Fairfax Media reports McDonald's belief the restaurant industry should strive to match other sectors in its promotion of role models.

''We have iconic Indigenous sportspeople in the community to look up to. Let's try to do the same thing (in the restaurant sector),'' McDonald asserted.

The program is marked by its strong leadership component, with mentoring a key element to help trainees achieve their potential. There will be a focus on the history of Australian gastronomy, on the selection of quality produce, and the ethics of suppliers and growers in food production.
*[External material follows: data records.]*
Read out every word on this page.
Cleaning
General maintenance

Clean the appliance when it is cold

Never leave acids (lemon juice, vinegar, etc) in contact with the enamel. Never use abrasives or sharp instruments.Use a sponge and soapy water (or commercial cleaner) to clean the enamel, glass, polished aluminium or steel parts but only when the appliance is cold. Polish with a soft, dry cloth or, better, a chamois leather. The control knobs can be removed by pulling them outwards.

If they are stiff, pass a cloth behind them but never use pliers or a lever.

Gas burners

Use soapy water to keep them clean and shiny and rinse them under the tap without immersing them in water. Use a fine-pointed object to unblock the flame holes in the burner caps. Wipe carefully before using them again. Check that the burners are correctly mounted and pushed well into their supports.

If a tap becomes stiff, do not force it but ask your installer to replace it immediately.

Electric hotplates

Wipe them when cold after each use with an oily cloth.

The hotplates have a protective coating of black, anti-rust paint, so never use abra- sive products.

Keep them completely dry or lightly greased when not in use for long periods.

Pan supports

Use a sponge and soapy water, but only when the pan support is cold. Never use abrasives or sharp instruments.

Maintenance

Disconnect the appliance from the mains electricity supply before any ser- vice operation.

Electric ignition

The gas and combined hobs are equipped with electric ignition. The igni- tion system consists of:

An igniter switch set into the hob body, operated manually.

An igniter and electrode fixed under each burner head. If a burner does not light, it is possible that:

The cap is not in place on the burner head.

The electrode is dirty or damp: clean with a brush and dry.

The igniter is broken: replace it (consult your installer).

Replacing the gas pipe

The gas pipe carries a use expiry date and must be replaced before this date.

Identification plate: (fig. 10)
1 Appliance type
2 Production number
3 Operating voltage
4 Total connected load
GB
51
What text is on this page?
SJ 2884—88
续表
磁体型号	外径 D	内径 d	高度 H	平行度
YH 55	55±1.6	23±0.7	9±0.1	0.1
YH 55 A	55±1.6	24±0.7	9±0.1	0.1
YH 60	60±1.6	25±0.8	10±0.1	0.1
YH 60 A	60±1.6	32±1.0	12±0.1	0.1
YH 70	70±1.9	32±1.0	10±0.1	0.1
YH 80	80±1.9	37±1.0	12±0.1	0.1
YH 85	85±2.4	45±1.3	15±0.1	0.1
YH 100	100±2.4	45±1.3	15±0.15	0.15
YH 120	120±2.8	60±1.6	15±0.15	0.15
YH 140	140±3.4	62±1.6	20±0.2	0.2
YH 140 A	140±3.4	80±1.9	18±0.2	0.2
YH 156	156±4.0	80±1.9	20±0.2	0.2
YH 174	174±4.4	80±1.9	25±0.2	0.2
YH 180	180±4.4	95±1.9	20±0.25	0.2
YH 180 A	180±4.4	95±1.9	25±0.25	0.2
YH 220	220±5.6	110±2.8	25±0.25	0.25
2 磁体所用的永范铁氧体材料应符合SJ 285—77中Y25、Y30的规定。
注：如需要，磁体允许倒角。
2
The participants selected for this Indigenous Trainee Chef program couldn't find better leaders, with up to 12 of Australia's top chefs becoming culinary guardians in the program, placing trainee chefs in their award-winning Sydney restaurants for on-the-job mentoring and training.

In future years, the National Indigenous Culinary Institute will source and place students in other cities.

The institute's Indigenous Trainee Chef program offers participants an excellent opportunity to gain unique training and experience using modern technology and contemporary techniques. All who successfully complete the program will start their culinary careers in one of Australia's top restaurants.

To date 15 Australian corporations have committed to financially support and to be involved in the National Indigenous Culinary Institute. Funding is also being provided through the Indigenous Employment Program by the Australian government.

The Indigenous Land Corporation is supporting the initiative as part of its commitment to increasing training and employment opportunities for Indigenous people.

The National Indigenous Culinary Institute is led by Bill Wavish, David Baffsky, Barry McDonald, Ross Grant, Bill Sweeney and Mark Arbib.